Okay. Maybe just a quick follow-up. About 7% of discontinuations were due to liver. Can you comment on, so that it's a total of 15% in the saracatinib that discontinued due to treatment emergent AE. Can you comment on what the other 8% were due to, or a sense of where they're from?
No. One is, one is the AE table is 15%, so that's reported by the sites, right? Then the other number is the discontinuation rate, which is 7%. Right? The discontinuation rate is really reflective more of the 12% transaminase elevation that is based on laboratory parameters.
Okay. Okay. All right. Thank you.
Thank you.
With no further questions in queue, I will now hand the call back to Faheem Hasnain for closing remarks.
All right. Thank you very much, and thank you all for for participating, and thanks for all the thoughtful questions. Look, I'll just close by saying we are absolutely confident that we have a drug that is making a difference and has the potential to make a huge difference for patients living with PAH. Certainly, we've got very strong evidence in the fact in the 24-week period, that this drug makes a difference in the high-risk patients. I also fundamentally believe, we believe, and most importantly, I think the clinical community believes, that we are seeing with this drug a reverse remodeling effect, having an effect both in the lungs and the heart.
A drug that has both antifibrotic qualities as well as anti-inflammatory qualities, and a drug that will be used certainly in the higher-risk patients, but also a drug that will be used in patients to prevent longer-term progression.
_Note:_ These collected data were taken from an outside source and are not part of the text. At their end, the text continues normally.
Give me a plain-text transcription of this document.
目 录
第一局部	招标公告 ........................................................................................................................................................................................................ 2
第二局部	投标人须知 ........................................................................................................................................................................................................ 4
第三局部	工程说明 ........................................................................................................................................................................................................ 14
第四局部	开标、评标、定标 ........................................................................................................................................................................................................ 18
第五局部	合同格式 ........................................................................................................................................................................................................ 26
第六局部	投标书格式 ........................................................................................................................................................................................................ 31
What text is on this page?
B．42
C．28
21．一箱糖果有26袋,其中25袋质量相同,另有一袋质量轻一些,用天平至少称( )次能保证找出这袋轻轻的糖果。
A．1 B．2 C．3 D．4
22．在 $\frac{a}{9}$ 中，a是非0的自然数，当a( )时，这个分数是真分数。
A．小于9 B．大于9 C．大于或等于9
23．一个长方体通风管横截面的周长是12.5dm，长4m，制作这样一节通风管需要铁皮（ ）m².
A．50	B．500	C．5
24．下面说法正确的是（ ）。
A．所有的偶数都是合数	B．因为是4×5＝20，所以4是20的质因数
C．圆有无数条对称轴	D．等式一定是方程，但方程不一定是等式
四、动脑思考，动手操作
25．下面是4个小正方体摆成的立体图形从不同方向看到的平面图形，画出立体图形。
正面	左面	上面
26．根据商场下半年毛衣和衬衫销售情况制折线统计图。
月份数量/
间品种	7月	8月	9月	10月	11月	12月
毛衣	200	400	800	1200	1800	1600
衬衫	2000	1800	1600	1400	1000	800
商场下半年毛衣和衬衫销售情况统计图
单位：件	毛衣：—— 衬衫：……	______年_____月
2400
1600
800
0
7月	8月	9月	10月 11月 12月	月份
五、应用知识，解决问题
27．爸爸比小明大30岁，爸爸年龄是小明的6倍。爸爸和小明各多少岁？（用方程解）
This, this disease area, these patients are so desperately in need of another solution, because unfortunately, the solutions we have really aren't sufficient. Even after saracatinib, we will continue to need to innovate as an industry. I want to thank you all. Thank you for the time you spent with us, and look forward to follow-up questions and dialogue with you as we go forward. Thank you.
Thank you again for joining us today. This does conclude today's presentation. You may now disconnect.